That’s a wrap! The Sochi 2014 Winter Olympics in Russia concluded Monday after 17 days of top winter sports performances. The host team of Russia placed first with 13 gold, 11 silver and nine bronze medals. Followed behind Norway and Canada, Team USA placed fourth at the winter games and took home an impressive 28 medals. While we all are a little melancholy the Winter Olympics are over, there were great (and not so great) moments other than the teams and athlete’s performances to look back on while we wait for Rio 2016 and Pyeong Chang 2018.

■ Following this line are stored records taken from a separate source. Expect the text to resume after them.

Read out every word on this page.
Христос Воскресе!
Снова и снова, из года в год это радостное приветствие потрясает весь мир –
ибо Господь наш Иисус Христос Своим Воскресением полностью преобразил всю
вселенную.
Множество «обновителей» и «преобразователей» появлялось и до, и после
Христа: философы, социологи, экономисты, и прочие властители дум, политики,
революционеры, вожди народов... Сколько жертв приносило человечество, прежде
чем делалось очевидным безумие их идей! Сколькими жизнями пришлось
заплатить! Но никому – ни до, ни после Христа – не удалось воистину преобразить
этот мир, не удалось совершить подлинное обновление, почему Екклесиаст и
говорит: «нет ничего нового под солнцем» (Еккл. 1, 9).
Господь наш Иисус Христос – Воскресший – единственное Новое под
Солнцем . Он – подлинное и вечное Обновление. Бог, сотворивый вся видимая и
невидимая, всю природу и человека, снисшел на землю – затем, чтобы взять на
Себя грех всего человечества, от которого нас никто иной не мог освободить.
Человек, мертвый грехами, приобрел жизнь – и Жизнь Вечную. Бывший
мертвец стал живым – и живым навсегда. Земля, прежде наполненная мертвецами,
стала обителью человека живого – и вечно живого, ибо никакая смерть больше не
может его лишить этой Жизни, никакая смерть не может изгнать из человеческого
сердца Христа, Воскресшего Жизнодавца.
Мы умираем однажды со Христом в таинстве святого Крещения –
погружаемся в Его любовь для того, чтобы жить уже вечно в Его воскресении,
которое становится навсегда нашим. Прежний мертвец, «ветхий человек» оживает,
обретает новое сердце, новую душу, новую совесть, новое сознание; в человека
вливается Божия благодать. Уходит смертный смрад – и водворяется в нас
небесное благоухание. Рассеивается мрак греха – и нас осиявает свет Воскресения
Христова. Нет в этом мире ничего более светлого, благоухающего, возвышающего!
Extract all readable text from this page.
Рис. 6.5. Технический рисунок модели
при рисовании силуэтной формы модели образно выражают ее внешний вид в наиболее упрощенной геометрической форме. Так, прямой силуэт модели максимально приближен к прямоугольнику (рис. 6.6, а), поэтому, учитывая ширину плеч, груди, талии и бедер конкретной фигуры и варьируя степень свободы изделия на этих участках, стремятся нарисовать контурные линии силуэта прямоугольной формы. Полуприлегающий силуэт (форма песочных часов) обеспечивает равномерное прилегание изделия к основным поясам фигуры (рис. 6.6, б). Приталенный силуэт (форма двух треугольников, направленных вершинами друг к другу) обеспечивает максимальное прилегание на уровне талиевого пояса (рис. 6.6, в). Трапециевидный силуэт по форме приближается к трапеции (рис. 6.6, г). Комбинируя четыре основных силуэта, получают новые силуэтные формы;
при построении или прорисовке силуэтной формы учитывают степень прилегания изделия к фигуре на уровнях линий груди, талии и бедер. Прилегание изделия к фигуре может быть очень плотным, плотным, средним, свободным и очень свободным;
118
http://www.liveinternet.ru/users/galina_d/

The frustrating, the odd and the unsanitary. Reporters took to social media as they piled into a town unknown to most of the world adjacent to the Black Sea. Despite the $51 billion invested into reconstructing this sleepy resort town, the city was simply not prepared. Some of the first tweets from media, athletes and spectators were criticizing the poor and strange living conditions.
I see what you did there, Russia. Fisht Olympic Stadium was constructed for the sole purpose as being the location for the opening and closing ceremonies of the Olympics. After nearly $600 million was invested into the structure, all eyes were on the Sochi 2014 Winter Olympics creative director Konstantin Ernst’s artistic creation to honor Russia as seen through the eyes of a little girl.
There were floating, colorful structures, choirs singing songs like Daft Punk’s “Get Lucky” and large Olympic mascots that are sure to haunt me in my dreams for years to come. There was also the Olympic ring fail when one of Ernt’s five LED snowflakes failed to transform. Russian state television decided to air an edited version of the Opening Ceremonies where the ring did open during a rehearsal, while NBC opted to air the live footage. Ernst took advantage of the opening ceremony mishap during the Closing Ceremony and left viewers with a good laugh. Well played.
Puppy love. There was a good chance if you were residing in Sochi during the Winter Olympics that you’d find a dog walking aside you during your commute or even see a canine spectating at an Olympic event. Social media and news stories put Russia under scrutiny after reportedly sending out officials to round up masses of stray dogs and euthanize the animals. Olympic organizers had been reported saying that only diseased dogs had been put down while the healthier ones have been “relocated.” Sochi visitors and Olympic athletes alike took to caring and adopting strays.
American freeskier silver medalist Gus Kensworthy was one of the first to publicize the issue. He delayed his flight home to the United States to fill out paperwork to transport a mother dog and her four puppies. American hockey player David Backes and his wife Kelly created an organization called Athletes for Animals while in Sochi to help rescue the dogs and transport them from Russia.